Source: The Post Newspaper

Youths demand quality education, job opportunities in MDGs

In prelude to the adoption of the post-2015 United Nations Development Agenda later this year, and in a bid to help the UN adopt an inclusive agenda, the co-founders of Building Bridges, Jilt Van Schayik and Teun Meulepas have been crisscrossing some 22 countries of the world to find out the concerns and priorities of the youths, which they want to be included in the final document.

“Building Bridges is all about bridging the gap between young people and policy makers, especially the UN. This year, the UN will adopt a new agenda, the post-2015 UN Development Agenda and we think that this agenda should be inclusive in that world leaders should listen to the worries, concerns and opinions of young people and for these concerns be taken into consideration and represented in the final document that will be adopted,” Van Schayik stated.

After the Netherlands and Cape Town in South Africa, Van Schayik and Teun Meulepas were recently in Buea, Cameroon, where, in partnership with Educate a Child in Africa, ECA, organised a one-day conference at the University of Buea.

The one-day conference, which was hinged on the theme: The importance of quality education in the fight against poverty in Cameroon, was aimed at capturing the priorities of youths in Cameroon, which they want to be represented in the UN post-2015 Development Agenda.

Speaking at the conference, the Youth Ambassador for Building Bridges in Cameroon, Gideon Asaah, who doubles as Co-Founder and Chief Operating Officer of ECA, said, before the UB conference, ECA carried out a survey research titled: My World Survey to capture the views of young people on the world they want.

According to him, the youths were asked to choose six out of the16 options of what can make life better for them and their families.

Of the1,600 respondents drawn from the 10 Regions of Cameroon, most of them said quality education, job opportunities, access to clean water and sanitation, better transport and roads network, better healthcare facilities and an honest and responsive Government, can make life worthwhile for them and their families.

It was in this perspective that stakeholders at the seminar were unanimous that education should be professionalised, talents encouraged, specialisation promoted, bribery and corruption shunned, financial impropriety addressed and creativity and output valued, not mouth-watering certificates.

In a stage presentation, the God Given Idiots of the University of Buea ridiculed the Cameroon educational system and said it is over-burdened with theoretical work, with little or no practical skills.

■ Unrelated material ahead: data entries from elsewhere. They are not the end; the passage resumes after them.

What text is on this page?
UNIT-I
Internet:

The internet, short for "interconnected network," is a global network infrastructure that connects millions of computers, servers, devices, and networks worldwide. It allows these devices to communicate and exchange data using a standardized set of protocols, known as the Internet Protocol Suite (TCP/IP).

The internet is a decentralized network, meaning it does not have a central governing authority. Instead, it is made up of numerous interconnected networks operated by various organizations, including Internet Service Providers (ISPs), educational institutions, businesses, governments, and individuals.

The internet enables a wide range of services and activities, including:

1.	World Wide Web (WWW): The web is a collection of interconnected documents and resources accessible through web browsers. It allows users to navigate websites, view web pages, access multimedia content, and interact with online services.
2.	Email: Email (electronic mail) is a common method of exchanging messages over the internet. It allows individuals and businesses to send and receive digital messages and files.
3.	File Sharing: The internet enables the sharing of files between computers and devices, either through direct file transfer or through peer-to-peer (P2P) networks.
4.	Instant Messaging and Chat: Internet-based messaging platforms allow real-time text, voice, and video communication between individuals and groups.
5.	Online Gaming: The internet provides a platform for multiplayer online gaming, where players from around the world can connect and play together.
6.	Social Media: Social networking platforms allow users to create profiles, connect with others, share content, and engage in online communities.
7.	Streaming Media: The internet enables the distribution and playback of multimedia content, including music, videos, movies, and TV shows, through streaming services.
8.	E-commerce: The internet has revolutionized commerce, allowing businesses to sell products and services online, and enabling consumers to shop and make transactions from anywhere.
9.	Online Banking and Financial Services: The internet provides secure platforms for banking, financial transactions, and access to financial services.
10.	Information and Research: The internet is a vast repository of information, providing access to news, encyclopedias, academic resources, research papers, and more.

Such a system, they said, only churns out job seekers and not job creators.

According to participants, in order to revamp the Cameroon educational system, attention should be paid on the professionalisation of education.

Speaking to The Post after the conference, Teun Maleupas, one of the Co-Founders of BB, said the cry for the professionalisation of educational systems is recurrent in all the African countries they have visited.

He urged the Governments of these countries to pay attention to the worries of the youths and professionalise their educational systems in order to reduce unemployment and improve on the standards of living of the citizens.

In order to achieve this, Maleupas went on, practical education and entrepreneurship must be encouraged in Africa in general and Cameroon in particular.

Van Schayik averred: “If I was placed in a position to suggest what needs to be done, I will tell lawmakers not only to refer to youths as the leaders of tomorrow, but to involve them in the decision-making process, because, the youths are in a better position to tell the leaders what they want.”

It should be noted that ECA is a non-profit and non-Governmental Organisation that advocates the education and wellbeing of children in Africa.

It uses non-formal education and the media to inspire a passion for consequential formal education in children in Africa.